Smooth and never simple, Sanchez’s script, though not as lean as one might wish, is a cutting tale of the terror of loss. Belén Rueda , the film’s heaviest anchor, embodies a scary amount of hope and temerity. An ultimate crusading mother who boldly goes chin to chin with a threshold of terror that will, again and again, inspiring more moments of “Damn, girl, don’t go in there!” than any film in recent memory. Rueda, who brings an alarming amount of unexpected beauty to the role, is the axis on which the rest of the film revolves. One could argue this is detrimental, as not enough time is given to Carlos or other supporting characters, but considering the script is about her and, ultimately, no one else I cannot complain. Plus she gives the genre performance of the year, hands down.

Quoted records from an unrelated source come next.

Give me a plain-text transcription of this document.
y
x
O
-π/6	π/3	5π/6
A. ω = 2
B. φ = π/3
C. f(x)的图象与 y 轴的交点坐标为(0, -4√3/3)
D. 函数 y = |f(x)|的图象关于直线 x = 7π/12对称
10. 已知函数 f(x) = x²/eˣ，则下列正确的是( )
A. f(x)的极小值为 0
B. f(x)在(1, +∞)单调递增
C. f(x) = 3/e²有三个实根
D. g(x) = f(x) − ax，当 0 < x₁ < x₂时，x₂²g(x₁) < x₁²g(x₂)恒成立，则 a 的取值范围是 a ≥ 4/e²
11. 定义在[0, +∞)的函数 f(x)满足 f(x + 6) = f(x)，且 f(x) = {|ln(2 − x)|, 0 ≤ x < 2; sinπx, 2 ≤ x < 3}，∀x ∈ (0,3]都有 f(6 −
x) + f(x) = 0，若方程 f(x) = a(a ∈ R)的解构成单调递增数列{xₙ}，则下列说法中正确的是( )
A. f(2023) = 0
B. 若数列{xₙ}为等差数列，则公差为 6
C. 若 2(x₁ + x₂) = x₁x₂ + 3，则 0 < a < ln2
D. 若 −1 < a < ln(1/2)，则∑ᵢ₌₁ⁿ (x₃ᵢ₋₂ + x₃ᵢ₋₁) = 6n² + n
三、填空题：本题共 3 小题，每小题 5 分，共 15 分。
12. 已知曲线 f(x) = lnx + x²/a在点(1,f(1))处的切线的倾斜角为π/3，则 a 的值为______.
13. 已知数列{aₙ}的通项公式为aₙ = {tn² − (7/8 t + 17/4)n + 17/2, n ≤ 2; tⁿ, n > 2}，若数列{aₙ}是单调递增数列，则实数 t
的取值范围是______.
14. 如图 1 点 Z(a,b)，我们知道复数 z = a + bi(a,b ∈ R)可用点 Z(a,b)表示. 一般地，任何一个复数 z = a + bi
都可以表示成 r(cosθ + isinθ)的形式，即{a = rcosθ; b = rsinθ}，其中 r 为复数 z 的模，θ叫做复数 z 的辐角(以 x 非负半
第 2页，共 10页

Juan Bayona must have lorded over his immense set(s) like the eye of Sauron, scouring the lands for optimal routes to building scares. Textbooks should feature chapters on the sequence in which Laura allows a medium to explore the house. Never before has such mounting fear been based almost entirely on sound and surveillance cameras. The entire production has tremendous sound editing, which one may assume has been up to par in the genre as late until you see (hear) that The Orphanage went to the course behind everyone’s back and re-qualified what that par is.
The film clocks in at a comparably small 104 minutes, but it could stand to tighten up another 10 or 15 in editing without significant loses to mood or build. The first half is a controlled burn, but the terrifying excitement of the snowballing climax out paces the rest of the film. Even still, The Orphanage is one for the record sheets. Not only would I place it in any top horror list for 2007, I’d place it high in an all-genres inclusive list for ’07. If, and this is a big if considering the current small amount of theaters rolling these heart pounding reels, El Orfanato comes by your way in early ’08, please seize the opportunity. If not, know full well this site will let you know several times when the DVD is coming out. This is top shelf, ageless, haunted-house horror.